Right at the top end of the town, at a cigarette-end’s flick from the Onofrio Fountain (fifteenth century, designed by the Neapolitan Onofrio de la Cava: Fodor) I found an oyster bar, just a cool cave opening on to the street, bead curtains, two tables, and Adriatic oysters at four shillings a dozen. I had two dozen to begin with, and a half a bottle of a dry white wine called Vugava which left Grk standing. I sat near the door, enjoying myself and, after a while, a tubby little number came in and took the chair next to me and, with a wink, helped himself to one of my oysters. I waited for him to say it and he did.
“They’re good, no, Mother Jambo?”
“If this is going to be a long session,” I said, “I shall have to order more.”
“Allow me.” He called for another dozen, and then went on, “They grow on dead trees, waterlogged, sunk at the bottom. That’s because the sea bed is no good. People don’t know it, but they’re better than Portuguese or Whitstables. Small but all flavour. Rotten travellers, though. Having a good time?”

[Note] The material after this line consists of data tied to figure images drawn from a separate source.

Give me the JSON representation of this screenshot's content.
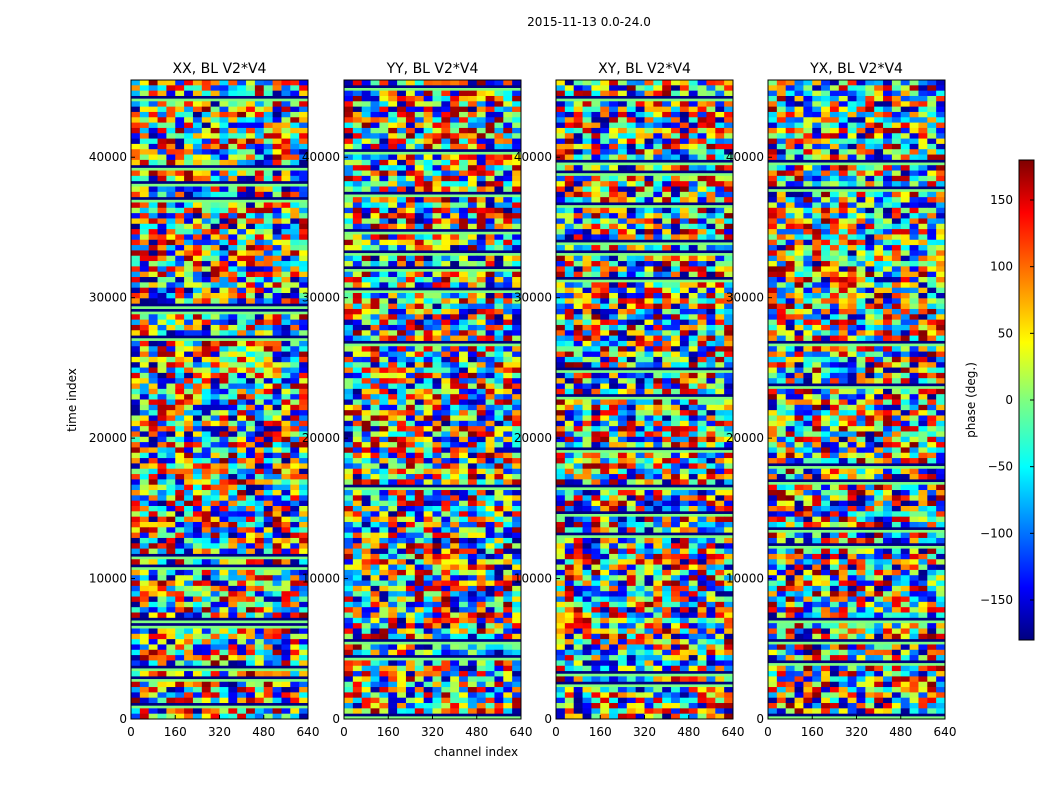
{
  "chart_data": {
    "type": "heatmap",
    "title": "2015-11-13 0.0-24.0",
    "xlabel": "channel index",
    "ylabel": "time index",
    "xlim": [
      0,
      640
    ],
    "ylim": [
      0,
      45500
    ],
    "x_ticks": [
      "0",
      "160",
      "320",
      "480",
      "640"
    ],
    "y_ticks": [
      "0",
      "10000",
      "20000",
      "30000",
      "40000"
    ],
    "panels": [
      {
        "title": "XX, BL V2*V4"
      },
      {
        "title": "YY, BL V2*V4"
      },
      {
        "title": "XY, BL V2*V4"
      },
      {
        "title": "YX, BL V2*V4"
      }
    ],
    "colorbar": {
      "label": "phase (deg.)",
      "range": [
        -180,
        180
      ],
      "ticks": [
        "150",
        "100",
        "50",
        "0",
        "−50",
        "−100",
        "−150"
      ],
      "colormap": "jet"
    }
  }
}
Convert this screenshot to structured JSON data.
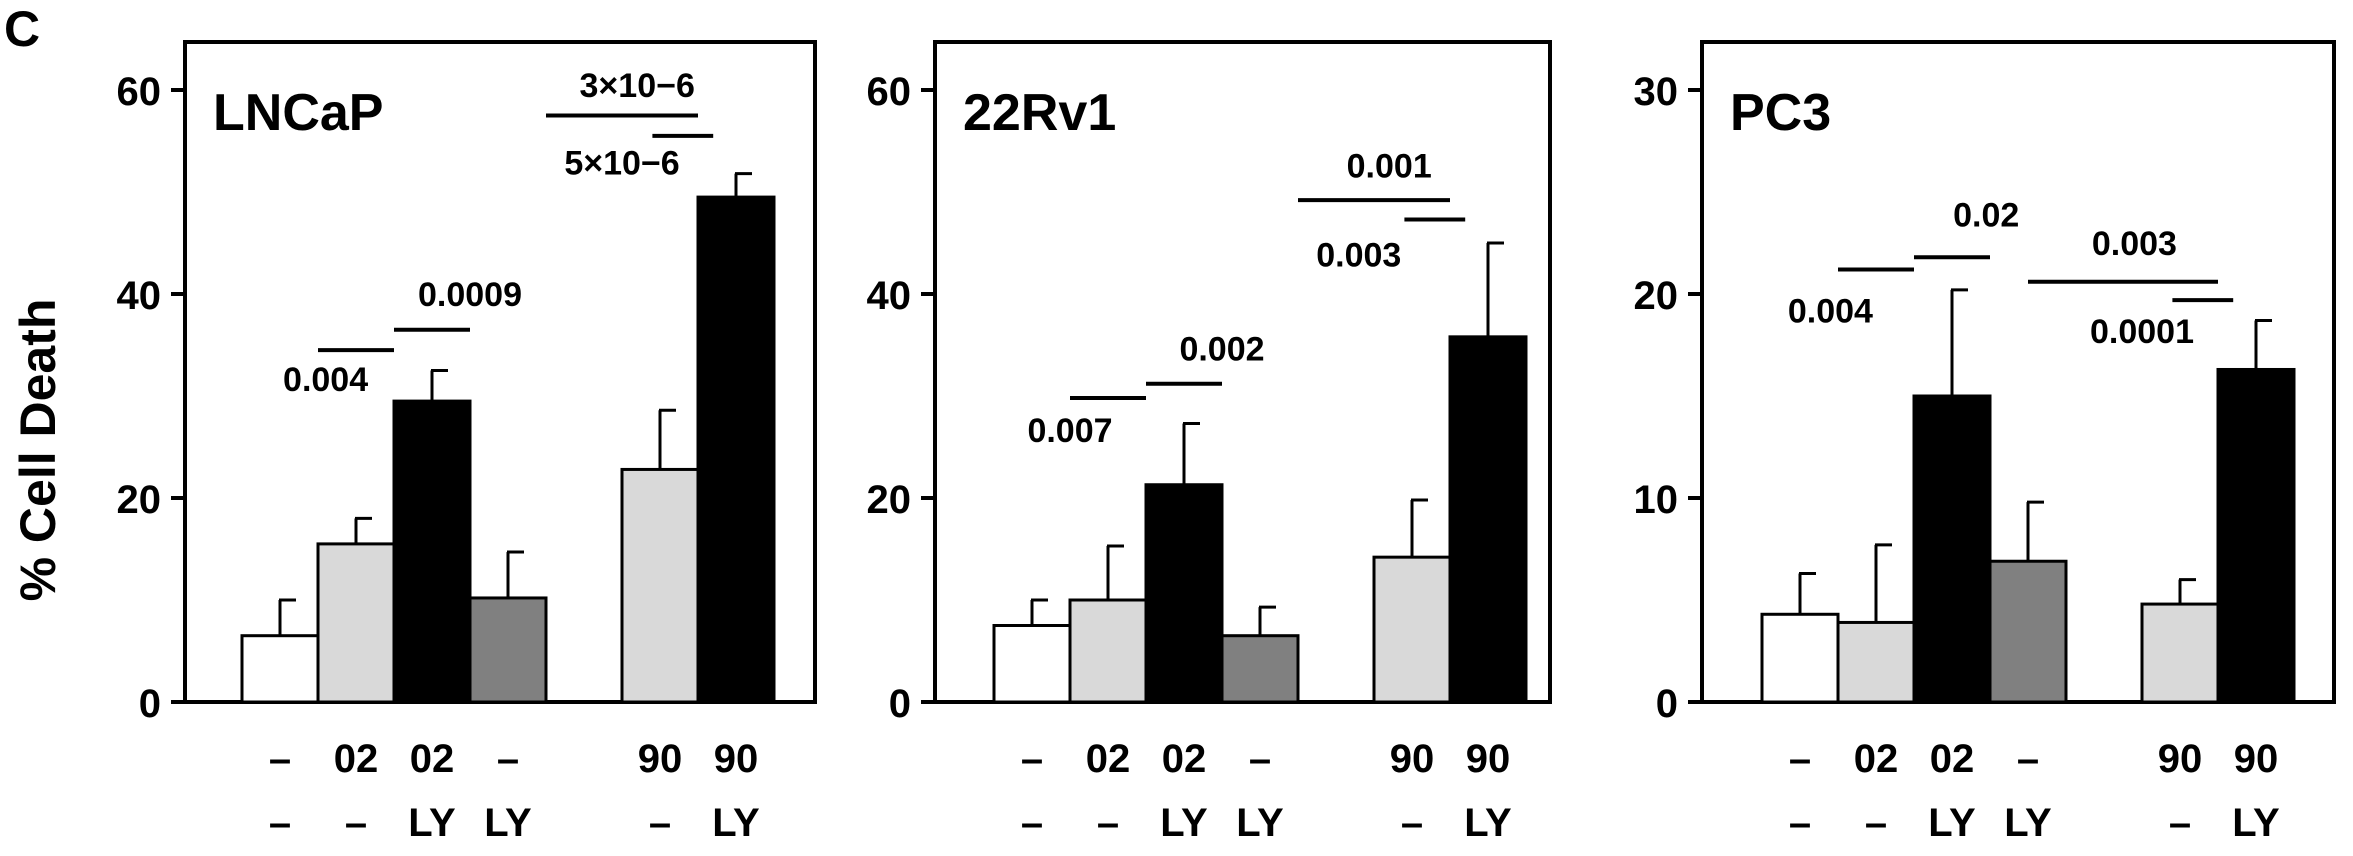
{
  "panel_label": "C",
  "ylabel": "% Cell Death",
  "colors": {
    "white": "#ffffff",
    "light": "#d9d9d9",
    "black": "#000000",
    "gray": "#808080"
  },
  "chart_data": [
    {
      "type": "bar",
      "title": "LNCaP",
      "ylabel": "% Cell Death",
      "ylim": [
        0,
        60
      ],
      "yticks": [
        0,
        20,
        40,
        60
      ],
      "groups": [
        0,
        1,
        2,
        3,
        5,
        6
      ],
      "row1": [
        "–",
        "02",
        "02",
        "–",
        "90",
        "90"
      ],
      "row2": [
        "–",
        "–",
        "LY",
        "LY",
        "–",
        "LY"
      ],
      "fills": [
        "white",
        "light",
        "black",
        "gray",
        "light",
        "black"
      ],
      "values": [
        6.5,
        15.5,
        29.5,
        10.2,
        22.8,
        49.5
      ],
      "errors": [
        3.5,
        2.5,
        3.0,
        4.5,
        5.8,
        2.3
      ],
      "comparisons": [
        {
          "from": 1,
          "to": 2,
          "ybar": 34.5,
          "label": "0.004",
          "label_pos": "below-left",
          "label_x": 1.1,
          "label_y": 30.5
        },
        {
          "from": 2,
          "to": 3,
          "ybar": 36.5,
          "label": "0.0009",
          "label_pos": "above",
          "label_x": 3.0,
          "label_y": 38.8
        },
        {
          "from": 4,
          "to": 6,
          "ybar": 57.5,
          "label": "3×10−6",
          "label_pos": "above",
          "label_x": 5.2,
          "label_y": 59.3
        },
        {
          "from": 5.4,
          "to": 6.2,
          "ybar": 55.5,
          "label": "5×10−6",
          "label_pos": "below-left",
          "label_x": 5.0,
          "label_y": 51.7
        }
      ]
    },
    {
      "type": "bar",
      "title": "22Rv1",
      "ylim": [
        0,
        60
      ],
      "yticks": [
        0,
        20,
        40,
        60
      ],
      "groups": [
        0,
        1,
        2,
        3,
        5,
        6
      ],
      "row1": [
        "–",
        "02",
        "02",
        "–",
        "90",
        "90"
      ],
      "row2": [
        "–",
        "–",
        "LY",
        "LY",
        "–",
        "LY"
      ],
      "fills": [
        "white",
        "light",
        "black",
        "gray",
        "light",
        "black"
      ],
      "values": [
        7.5,
        10.0,
        21.3,
        6.5,
        14.2,
        35.8
      ],
      "errors": [
        2.5,
        5.3,
        6.0,
        2.8,
        5.6,
        9.2
      ],
      "comparisons": [
        {
          "from": 1,
          "to": 2,
          "ybar": 29.8,
          "label": "0.007",
          "label_pos": "below-left",
          "label_x": 1.0,
          "label_y": 25.5
        },
        {
          "from": 2,
          "to": 3,
          "ybar": 31.2,
          "label": "0.002",
          "label_pos": "above",
          "label_x": 3.0,
          "label_y": 33.5
        },
        {
          "from": 4,
          "to": 6,
          "ybar": 49.2,
          "label": "0.001",
          "label_pos": "above",
          "label_x": 5.2,
          "label_y": 51.4
        },
        {
          "from": 5.4,
          "to": 6.2,
          "ybar": 47.3,
          "label": "0.003",
          "label_pos": "below-left",
          "label_x": 4.8,
          "label_y": 42.7
        }
      ]
    },
    {
      "type": "bar",
      "title": "PC3",
      "ylim": [
        0,
        30
      ],
      "yticks": [
        0,
        10,
        20,
        30
      ],
      "groups": [
        0,
        1,
        2,
        3,
        5,
        6
      ],
      "row1": [
        "–",
        "02",
        "02",
        "–",
        "90",
        "90"
      ],
      "row2": [
        "–",
        "–",
        "LY",
        "LY",
        "–",
        "LY"
      ],
      "fills": [
        "white",
        "light",
        "black",
        "gray",
        "light",
        "black"
      ],
      "values": [
        4.3,
        3.9,
        15.0,
        6.9,
        4.8,
        16.3
      ],
      "errors": [
        2.0,
        3.8,
        5.2,
        2.9,
        1.2,
        2.4
      ],
      "comparisons": [
        {
          "from": 1,
          "to": 2,
          "ybar": 21.2,
          "label": "0.004",
          "label_pos": "below-left",
          "label_x": 0.9,
          "label_y": 18.6
        },
        {
          "from": 2,
          "to": 3,
          "ybar": 21.8,
          "label": "0.02",
          "label_pos": "above",
          "label_x": 2.95,
          "label_y": 23.3
        },
        {
          "from": 3.5,
          "to": 6,
          "ybar": 20.6,
          "label": "0.003",
          "label_pos": "above",
          "label_x": 4.9,
          "label_y": 21.9
        },
        {
          "from": 5.4,
          "to": 6.2,
          "ybar": 19.7,
          "label": "0.0001",
          "label_pos": "below-left",
          "label_x": 5.0,
          "label_y": 17.6
        }
      ]
    }
  ]
}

I nodded. He was not English, though he spoke it well, but all in a sing-song, up and down. He was about forty, dressed in a faded blue shirt and canvas trousers, sandals, no socks, and a white cap cocked over one eye. There were streaks of paint on the shirt and the cap. He had a face like a Red Indian, the noble kind, and liked oysters as much as I did.
He said, “What the news?”
“They’ve gone, yesterday morning. Moved on. Any idea where?”
He shook his head and passed me a card. “You’ll find me there. My studio. I’m a painter.” The name was Michael Oglu and the address 21 Ulica something-or-the-other. “How’s Manston?” he added.